I risvolti e le implicazioni sulle attività produttive e sul tessuto sociale a livello globale sono state enormi. Non c’è settore economico o professione che non abbia dovuto adeguarsi ai rapidi cambiamenti operativi che tale situazione di emergenza ha comportato. Questo si è manifestato ovviamente anche in ambito forense, ma com’è mutato quindi il lavoro dell’avvocato dopo l’emergenza Covid?


Quel che possiamo dire con certezza è che oggi il
luogo da cui si svolge la professione ha poca rilevanza. Non importa che si tratti dell’avvocato europeo che opera in ambito di diritto internazionale, o dell’avvocato italiano che lavora a livello locale, o che si tratti dell’avvocato di Trento, di Berlino o di Chicago. Quel che è fondamentale è che si riescano a cogliere, soprattutto in questi momenti cruciali della storia dell’umanità, le nuove esigenze che sorgono in capo alle persone.

Versatilità e differenziazione del servizio

La parola d’ordine per stare al passo con queste profonde mutazioni è versatilità. Come sosteneva Einstein “La misura dell’intelligenza è data dalla capacità di cambiare quando è necessario”.  Ecco che allora anche l’avvocato deve comprendere la necessità di modificare schemi collaudati da tempo, in questo caso per esempio, trasferendo online alcune attività. Si va a differenziare così il servizio al fine di renderlo più fruibile per i propri clienti, anche nelle circostanze in cui non li si può accogliere fisicamente nel proprio studio. 

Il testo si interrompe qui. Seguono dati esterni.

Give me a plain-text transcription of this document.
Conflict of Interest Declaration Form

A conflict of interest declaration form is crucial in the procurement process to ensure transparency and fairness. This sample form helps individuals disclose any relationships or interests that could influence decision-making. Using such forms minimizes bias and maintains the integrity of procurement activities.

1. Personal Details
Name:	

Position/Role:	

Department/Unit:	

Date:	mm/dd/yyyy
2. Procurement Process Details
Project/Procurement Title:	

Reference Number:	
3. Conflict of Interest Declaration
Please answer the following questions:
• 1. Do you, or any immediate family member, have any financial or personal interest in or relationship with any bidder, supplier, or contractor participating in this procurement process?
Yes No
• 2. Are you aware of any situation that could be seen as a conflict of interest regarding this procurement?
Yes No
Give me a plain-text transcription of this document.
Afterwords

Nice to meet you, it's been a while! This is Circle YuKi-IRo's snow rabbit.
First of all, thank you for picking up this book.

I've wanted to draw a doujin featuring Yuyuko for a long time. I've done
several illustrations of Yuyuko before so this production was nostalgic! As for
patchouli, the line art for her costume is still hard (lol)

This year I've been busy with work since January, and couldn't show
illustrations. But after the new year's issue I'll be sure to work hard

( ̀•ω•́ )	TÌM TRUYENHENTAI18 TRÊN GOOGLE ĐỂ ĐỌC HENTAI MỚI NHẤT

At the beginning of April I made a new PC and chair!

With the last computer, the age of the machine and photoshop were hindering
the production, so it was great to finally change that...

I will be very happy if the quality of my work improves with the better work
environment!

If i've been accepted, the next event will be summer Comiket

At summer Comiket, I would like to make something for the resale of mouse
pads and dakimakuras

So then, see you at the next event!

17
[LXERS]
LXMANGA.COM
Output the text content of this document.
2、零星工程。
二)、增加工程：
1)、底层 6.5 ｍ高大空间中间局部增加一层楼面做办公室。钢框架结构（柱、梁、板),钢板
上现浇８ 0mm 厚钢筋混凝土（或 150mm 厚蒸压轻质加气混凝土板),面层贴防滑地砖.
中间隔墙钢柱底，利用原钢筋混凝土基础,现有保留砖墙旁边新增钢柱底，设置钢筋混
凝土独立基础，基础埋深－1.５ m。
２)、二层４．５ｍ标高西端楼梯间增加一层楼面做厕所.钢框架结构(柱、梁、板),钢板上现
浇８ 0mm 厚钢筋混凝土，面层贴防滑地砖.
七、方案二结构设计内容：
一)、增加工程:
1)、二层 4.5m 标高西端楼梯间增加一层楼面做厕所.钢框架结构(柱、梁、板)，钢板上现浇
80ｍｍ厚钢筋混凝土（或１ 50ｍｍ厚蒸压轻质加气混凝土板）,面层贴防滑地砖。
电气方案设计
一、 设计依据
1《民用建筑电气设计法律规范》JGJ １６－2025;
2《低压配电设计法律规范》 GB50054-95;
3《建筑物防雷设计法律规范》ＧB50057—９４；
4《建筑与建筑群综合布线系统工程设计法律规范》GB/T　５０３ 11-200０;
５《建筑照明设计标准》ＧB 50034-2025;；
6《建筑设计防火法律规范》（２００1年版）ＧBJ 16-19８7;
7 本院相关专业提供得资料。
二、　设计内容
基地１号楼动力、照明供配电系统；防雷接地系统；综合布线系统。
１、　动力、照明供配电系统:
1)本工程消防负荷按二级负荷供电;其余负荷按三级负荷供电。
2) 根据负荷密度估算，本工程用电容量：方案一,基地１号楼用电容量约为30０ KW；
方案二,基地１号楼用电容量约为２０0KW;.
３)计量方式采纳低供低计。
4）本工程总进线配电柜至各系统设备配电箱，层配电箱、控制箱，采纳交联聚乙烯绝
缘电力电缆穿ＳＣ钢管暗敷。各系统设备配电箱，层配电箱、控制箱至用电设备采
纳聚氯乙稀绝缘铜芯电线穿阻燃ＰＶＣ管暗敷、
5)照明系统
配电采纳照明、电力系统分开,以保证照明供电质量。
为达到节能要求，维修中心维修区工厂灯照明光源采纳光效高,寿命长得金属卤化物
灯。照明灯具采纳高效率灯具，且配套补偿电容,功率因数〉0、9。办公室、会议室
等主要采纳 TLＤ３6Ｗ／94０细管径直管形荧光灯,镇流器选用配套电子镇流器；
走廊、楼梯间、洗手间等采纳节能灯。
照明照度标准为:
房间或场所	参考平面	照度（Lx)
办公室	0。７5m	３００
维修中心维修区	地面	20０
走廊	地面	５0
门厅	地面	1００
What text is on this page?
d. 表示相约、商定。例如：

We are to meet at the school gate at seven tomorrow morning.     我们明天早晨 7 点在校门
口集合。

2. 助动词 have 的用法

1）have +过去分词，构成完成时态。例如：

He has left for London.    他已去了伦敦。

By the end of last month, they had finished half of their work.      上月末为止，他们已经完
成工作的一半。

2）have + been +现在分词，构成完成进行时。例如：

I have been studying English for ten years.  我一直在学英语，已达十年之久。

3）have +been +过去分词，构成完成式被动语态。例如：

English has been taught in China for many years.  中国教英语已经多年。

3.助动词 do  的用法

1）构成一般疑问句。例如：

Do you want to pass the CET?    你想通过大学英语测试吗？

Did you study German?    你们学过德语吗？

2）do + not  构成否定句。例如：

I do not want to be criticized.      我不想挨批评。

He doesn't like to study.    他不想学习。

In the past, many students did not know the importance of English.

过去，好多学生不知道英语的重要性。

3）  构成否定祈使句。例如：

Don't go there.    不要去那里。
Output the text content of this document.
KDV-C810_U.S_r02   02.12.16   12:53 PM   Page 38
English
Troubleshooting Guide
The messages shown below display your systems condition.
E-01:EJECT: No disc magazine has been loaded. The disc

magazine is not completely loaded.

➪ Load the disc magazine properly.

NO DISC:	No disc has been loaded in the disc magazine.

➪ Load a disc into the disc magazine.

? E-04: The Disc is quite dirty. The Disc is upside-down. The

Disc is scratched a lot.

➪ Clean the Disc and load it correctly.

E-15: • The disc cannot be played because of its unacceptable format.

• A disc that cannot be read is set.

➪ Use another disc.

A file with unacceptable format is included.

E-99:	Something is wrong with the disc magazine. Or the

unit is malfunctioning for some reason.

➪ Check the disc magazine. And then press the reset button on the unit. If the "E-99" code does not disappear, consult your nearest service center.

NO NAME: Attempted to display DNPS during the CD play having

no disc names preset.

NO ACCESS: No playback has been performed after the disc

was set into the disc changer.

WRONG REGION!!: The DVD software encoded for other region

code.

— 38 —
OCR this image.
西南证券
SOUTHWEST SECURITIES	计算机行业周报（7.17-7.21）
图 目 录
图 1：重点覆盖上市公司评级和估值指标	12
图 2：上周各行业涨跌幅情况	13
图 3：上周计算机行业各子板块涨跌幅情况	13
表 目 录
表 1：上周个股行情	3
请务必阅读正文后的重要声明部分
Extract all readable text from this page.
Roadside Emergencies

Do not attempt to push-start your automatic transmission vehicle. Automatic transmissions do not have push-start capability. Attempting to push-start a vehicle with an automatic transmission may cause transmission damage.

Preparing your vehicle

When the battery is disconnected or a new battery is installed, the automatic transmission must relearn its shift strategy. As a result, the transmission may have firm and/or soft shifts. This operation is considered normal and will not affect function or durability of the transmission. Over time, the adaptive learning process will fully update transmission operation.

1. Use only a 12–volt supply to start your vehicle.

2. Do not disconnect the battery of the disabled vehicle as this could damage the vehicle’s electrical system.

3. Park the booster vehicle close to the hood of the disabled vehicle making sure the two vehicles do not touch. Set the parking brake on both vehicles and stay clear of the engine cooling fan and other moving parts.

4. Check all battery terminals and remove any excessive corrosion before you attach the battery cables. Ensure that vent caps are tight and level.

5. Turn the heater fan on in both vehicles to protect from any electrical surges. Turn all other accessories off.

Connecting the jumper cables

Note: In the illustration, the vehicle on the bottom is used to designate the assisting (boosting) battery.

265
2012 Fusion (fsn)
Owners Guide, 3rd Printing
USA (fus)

I limiti e le restrizioni che hanno caratterizzato questi quasi due anni delle nostre vite, obbligandoci a cambiare prospettiva, sono diventati quindi – in modo imprevisto in alcuni casi – il trampolino per spiccare salti più lunghi. Ci si accorge all’improvviso che affacciarsi al mondo reale dal proprio pc riduce le distanze e amplia le prospettive

Una visione internazionale

È accaduto spesso, in questi anni, che uno studio legale di Trento, o di qualsiasi altra cittadina italiana, abbia avuto occasione di assistere importanti clienti stranieri. Certo, per poter cogliere tali opportunità è necessario avere una mente fresca, aperta al nuovo, anche in termini di approccio procedurale.

All’estero si tende spesso a prediligere la definizione stragiudiziale delle controversie. Si pone inoltre particolare attenzione agli aspetti contrattualistici degli accordi, spesso preventivi, con il preciso scopo di ridurre al minimo, e da principio, le eventuali problematiche che potrebbero in futuro generare conflitti. L’avvocato in Italia spesso dimentica che la risoluzione del conflitto può essere raggiunta in tempi brevi, utilizzando quegli strumenti alternativi alla procedura giudiziale tanto privilegiati e utilizzati, invece, nel mondo anglo-americano. 

L’importanza della rete e del sistema

La rete permette di raggiungere un avvocato che lavora on-line a Trento da qualsiasi dispositivo che abbia accesso a internet. Allo stesso modo l’avvocato può agevolmente raggiungere in videoconferenza clienti che risiedono fuori dai confini nazionali, mettendo al loro servizio le proprie competenze e la propria esperienza. Gli strumenti telematici che finalmente il mondo della giustizia ha iniziato ad adottare stanno modificando l’operatività del settore.

La pandemia, d’altro canto, ha dato una spinta propedeutica all’ammodernamento dell’intero sistema, permettendo di effettuare sempre più operazioni da remoto, senza bisogno di accedere fisicamente alle aule dei tribunali. Nei casi in cui la presenza in aula è inderogabile, la soluzione è sempre la rete, ma in un senso diverso del termine: partnership consolidate, collaborazioni strutturate e durature ampliano lo spettro di copertura territoriale. Si aumentano così il numero di soggetti che, come nel mio caso, un avvocato internazionale a Trento può sperare di raggiungere senza lasciare la propria scrivania.